Another (different company) didn’t show on his first day, didn’t call. We were waiting to do his induction.

Another did one day. At least he phoned the next day to day it wasn’t for him.

These were all jobs over £30k. The one with the car was much more than that.

codemonkey · 19/06/2019 17:38

But surely you need to know re. wages, death in service etc., OP? What's the payroll dept doing about his wages this month?

GraceSlicksRabbit · 19/06/2019 17:40

I have no idea codemonkey, not my area. I meant that we would not be involved in attending to any immediate health matters or post-death arrangements in the period of time that it took his wife to recover from the shock or whatever.

OP posts:
Towelsareblue · 19/06/2019 17:45

If he'd only just started surely he wouldn't be eligible for any death in service payments etc?

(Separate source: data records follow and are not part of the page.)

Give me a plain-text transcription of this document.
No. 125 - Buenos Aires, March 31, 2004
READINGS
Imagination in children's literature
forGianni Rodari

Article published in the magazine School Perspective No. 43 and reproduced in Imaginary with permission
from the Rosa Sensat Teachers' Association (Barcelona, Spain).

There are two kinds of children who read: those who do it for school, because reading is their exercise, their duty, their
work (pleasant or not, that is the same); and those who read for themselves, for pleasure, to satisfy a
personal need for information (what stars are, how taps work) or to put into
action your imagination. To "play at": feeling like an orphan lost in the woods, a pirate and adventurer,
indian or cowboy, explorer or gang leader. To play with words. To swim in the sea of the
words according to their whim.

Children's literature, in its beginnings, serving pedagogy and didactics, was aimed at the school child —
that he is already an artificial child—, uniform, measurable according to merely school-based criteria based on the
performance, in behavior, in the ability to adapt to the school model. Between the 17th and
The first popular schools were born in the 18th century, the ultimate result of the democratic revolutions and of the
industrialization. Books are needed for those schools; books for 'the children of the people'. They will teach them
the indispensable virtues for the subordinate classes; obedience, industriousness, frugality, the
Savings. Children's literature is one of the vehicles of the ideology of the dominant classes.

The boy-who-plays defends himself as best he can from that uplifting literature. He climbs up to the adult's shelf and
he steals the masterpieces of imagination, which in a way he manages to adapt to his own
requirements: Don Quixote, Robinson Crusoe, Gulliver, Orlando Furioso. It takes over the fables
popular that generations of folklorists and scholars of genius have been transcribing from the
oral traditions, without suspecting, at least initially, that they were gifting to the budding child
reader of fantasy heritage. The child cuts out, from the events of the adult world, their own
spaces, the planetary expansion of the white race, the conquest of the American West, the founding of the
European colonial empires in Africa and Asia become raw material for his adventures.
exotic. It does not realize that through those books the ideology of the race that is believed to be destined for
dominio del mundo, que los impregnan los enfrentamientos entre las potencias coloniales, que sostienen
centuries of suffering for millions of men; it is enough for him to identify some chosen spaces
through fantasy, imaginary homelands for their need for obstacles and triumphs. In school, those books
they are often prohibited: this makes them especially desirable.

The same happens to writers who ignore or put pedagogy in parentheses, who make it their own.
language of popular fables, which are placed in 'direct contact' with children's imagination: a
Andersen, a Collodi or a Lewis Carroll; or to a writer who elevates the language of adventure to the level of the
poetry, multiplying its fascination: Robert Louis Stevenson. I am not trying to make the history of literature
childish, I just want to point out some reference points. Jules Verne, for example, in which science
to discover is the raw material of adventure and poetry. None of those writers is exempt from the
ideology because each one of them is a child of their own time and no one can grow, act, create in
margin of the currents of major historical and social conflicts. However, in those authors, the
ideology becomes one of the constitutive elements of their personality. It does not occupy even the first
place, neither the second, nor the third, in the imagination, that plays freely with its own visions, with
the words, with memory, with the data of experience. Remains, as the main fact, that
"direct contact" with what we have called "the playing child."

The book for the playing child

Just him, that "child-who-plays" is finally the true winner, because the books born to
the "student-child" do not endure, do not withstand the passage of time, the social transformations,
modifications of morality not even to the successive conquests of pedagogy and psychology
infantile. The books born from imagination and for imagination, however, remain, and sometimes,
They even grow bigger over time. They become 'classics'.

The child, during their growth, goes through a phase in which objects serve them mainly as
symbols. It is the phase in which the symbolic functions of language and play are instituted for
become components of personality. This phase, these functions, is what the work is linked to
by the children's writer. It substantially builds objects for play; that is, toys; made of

minisoksmakehardwork · 19/06/2019 18:47

I wonder if he and his family are on a pre booked holiday somewhere and there's been an oversight which just hasn't noted that this man had a holiday booked prior to him starting the job. Especially if his wife is emergency contact and can't be reached either.

GraceSlicksRabbit · 19/06/2019 18:49

The emergency contact is his sister. He told us he was going away for the weekend and said “see you on Monday” to a colleague.

OP posts:
KatieHack · 19/06/2019 19:37

This reply has been deleted

Message withdrawn at poster's request.

MissConductUS · 19/06/2019 21:13

I had someone not turn up on her start day. She didn't contact us and was completely unreachable for a week. She then tried to claim medical leave. That didn't fly and HR was able to rescind the job offer, thankfully.

I had another who quit and took a pile of paper car service vouchers we kept on hand for staff who had to work late and didn't feel comfortable taking the tube home. He spent the next few months using them for limo rides around the city until the police tracked him down.

Hopefully your new employee is okay and just taking the piss, like mine did.